Philip looked across the table at me. ‘When you found Master Winchingham, Nicholas, how was he lying?’
‘Face down in the filth, I am afraid. Struck from behind, he must have fallen forward, and lay as he fell.’
‘That was not what I meant. Was it his head toward the street, or his feet?’
I glanced across at Jordain. We had been too concerned at the time with carrying Winchingham away from that stinking alley, but now I realised what Philip was asking.
‘Your head was toward the street,’ I said slowly, turning to the merchant, ‘so you must have
been coming away from the back door of Hamo Belancer’s shop.’
Until that moment I had been assuming that Winchingham had been followed, perhaps all the way from the Mitre, by the man trying to sell the books. He would know the merchant was staying there. Following behind, he could have waited for a suitably dark corner to strike his victim down, and the alley offered a perfect opportunity. But in that case, Winchingham would have been lying with his head away from the street, further into the alley.
The merchant’s mind had been tracing the same path as mine.
‘So I was not struck by someone coming after me from the street, but by someone approaching from further down that alley. Where does it lead?’
‘A cluster of mean buildings,’ I said. ‘There is a maze of alleys and dead ends, but eventually it emerges at Merton Street. Your assailant could have come from a number of different directions.’
‘But if I was facing the street,’ he said, rubbing his temples and looking confused again, ‘it means–’
‘Aye,’ I said. ‘It means you had already been to Hamo’s shop.’
‘But there was no flask of wine beside me, was there?’
Jordain shook his head. ‘Nothing. And your purse has not been taken.’

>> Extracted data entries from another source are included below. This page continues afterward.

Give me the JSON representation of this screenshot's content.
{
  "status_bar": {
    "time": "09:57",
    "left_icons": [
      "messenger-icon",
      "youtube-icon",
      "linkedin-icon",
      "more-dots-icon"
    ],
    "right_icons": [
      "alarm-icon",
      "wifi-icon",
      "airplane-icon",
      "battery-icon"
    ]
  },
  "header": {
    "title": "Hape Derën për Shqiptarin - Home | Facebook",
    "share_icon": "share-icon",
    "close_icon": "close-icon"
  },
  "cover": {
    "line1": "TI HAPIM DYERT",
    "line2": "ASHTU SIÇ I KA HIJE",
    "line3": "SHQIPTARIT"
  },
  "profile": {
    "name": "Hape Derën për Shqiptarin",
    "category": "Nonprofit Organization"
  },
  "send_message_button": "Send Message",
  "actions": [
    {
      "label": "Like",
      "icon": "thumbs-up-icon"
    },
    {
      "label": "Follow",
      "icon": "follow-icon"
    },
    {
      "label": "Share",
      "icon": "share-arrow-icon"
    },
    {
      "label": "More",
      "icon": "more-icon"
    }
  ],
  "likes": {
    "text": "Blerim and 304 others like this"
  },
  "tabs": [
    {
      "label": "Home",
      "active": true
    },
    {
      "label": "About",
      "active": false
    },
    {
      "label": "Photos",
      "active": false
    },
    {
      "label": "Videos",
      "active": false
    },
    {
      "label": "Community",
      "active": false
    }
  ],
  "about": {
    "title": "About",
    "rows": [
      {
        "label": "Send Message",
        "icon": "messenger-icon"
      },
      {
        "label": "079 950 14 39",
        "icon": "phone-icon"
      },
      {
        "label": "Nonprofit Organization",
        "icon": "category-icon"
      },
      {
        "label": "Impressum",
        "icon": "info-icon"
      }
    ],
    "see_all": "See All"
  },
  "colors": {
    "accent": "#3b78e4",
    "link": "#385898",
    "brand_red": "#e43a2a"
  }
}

‘Ah, now, if I had bought wine–’ He unbuckled the purse from his belt, opened it, and swiftly counted the coin inside. He shook his head, though it made him wince. ‘It is all here. I have spent nothing on wine.’
Emma had said very little during the meal, but she was listening to this exchange intently, her chin resting on her steepled fingers.
‘You walked from the Mitre to Hamo’s shop,’ she said, ‘hurrying to buy the wine and reach here in good time. You saw that the shop was closed and remembered the ban on Oxford shops during the fair. However, you remembered Hamo’s ways from the past and thought he might still be willing to sell you a flask of wine at the back door.’
‘Aye, mistress,’ the merchant said thoughtfully, ‘you have it exactly. I have been trying to remember through the fog that has invaded my brain, but that was just how it was.’